This study examines woman-specific factors, such as menstrual history, reproductive history, pregnancy complications, menopausal symptoms, anthropometric measures, and upper- and lower-body muscle strength in relation to the prevalence of hypertension in mid-life Asian women. Identifying such woman-specific markers is important because many women do not have traditional risk factors for hypertension, and the early detection of hypertension can reduce the burden of CVD.
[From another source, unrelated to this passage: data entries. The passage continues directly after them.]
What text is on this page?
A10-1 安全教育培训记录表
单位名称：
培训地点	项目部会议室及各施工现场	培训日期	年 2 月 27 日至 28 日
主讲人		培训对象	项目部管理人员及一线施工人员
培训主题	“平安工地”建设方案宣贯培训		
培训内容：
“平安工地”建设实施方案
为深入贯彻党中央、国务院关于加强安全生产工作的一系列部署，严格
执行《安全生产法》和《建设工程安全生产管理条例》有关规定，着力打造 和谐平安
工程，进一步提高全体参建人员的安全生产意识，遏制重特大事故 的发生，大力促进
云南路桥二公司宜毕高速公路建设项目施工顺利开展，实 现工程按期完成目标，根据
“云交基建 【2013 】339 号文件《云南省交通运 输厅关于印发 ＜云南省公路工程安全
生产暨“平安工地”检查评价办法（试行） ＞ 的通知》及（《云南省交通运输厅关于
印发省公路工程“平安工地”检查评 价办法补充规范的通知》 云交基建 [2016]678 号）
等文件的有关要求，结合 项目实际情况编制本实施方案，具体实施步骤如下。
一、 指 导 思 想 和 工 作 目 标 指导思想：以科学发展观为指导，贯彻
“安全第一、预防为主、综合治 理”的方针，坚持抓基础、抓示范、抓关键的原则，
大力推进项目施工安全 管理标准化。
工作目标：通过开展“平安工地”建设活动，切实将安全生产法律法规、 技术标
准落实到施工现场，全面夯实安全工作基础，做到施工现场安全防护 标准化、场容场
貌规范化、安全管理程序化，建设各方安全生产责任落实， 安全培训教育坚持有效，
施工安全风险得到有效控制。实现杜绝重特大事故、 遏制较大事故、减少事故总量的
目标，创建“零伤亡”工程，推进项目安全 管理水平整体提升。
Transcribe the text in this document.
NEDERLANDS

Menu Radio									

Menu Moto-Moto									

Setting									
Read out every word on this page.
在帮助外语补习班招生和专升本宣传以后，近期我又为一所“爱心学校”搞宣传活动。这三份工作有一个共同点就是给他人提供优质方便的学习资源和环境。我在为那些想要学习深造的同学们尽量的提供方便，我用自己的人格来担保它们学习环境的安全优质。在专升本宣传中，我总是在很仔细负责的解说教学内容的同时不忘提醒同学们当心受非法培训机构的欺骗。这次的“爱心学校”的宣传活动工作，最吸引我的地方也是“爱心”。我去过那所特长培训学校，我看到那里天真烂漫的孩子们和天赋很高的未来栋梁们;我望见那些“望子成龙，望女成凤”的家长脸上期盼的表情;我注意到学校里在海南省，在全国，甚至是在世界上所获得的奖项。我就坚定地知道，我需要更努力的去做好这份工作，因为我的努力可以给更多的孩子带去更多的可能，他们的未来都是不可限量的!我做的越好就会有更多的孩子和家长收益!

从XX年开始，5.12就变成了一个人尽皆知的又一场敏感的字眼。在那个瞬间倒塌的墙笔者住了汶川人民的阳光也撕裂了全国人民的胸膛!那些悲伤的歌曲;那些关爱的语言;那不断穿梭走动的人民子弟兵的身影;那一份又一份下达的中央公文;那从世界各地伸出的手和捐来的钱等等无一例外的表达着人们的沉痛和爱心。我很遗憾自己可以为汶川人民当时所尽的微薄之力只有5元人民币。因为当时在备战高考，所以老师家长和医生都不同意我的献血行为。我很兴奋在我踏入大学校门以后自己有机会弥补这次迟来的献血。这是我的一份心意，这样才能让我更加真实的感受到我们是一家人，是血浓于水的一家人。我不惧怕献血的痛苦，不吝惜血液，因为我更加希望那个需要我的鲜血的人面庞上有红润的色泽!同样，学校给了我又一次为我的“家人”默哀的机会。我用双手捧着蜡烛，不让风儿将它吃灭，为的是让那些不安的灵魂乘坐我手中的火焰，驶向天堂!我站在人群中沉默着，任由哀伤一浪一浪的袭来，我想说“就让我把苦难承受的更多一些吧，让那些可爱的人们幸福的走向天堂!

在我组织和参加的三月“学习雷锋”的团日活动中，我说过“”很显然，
Healthy women aged 45 to 69 years who were attending the outpatient gynaecological clinics at the National University Hospital, Singapore, for routine perimenopausal care were invited to enrol in the integrated women’s health program (IWHP), a multi-ethnic Asian cohort of midlife women. Posters and leaflets were placed in the outpatient clinics and at public events organized by the hospital. Clinic personnel also notified eligible patients about the study and contacted the recruiting coordinators [11]. Women who were currently pregnant, with a history of cancer or other potentially life-threatening conditions, such as end stage renal or liver disease, or an anticipated life expectancy of less than a year, were excluded from this study. From 2014 to 2016, a total of 2175 women were screened. However, 746 declined to participate, 134 failed to attend the appointment, and 110 could not be contacted, resulting in a final sample size of 1201 women. The detailed study methodology of the IWHP cohort has been previously described [11]. The recording of the baseline cohort data began in 2014 and collection completed by 2017. The data was accessed for this study from June 2022 to April 2023. As of the submission of this manuscript, participants are returning for their first follow-up visit. The study received ethics approval from the Domain Specific Review Board of the National Healthcare Group, Singapore (reference number 2014/00356). All participants provided written informed consent. This study adhered to the items required in the STROBE statement [12].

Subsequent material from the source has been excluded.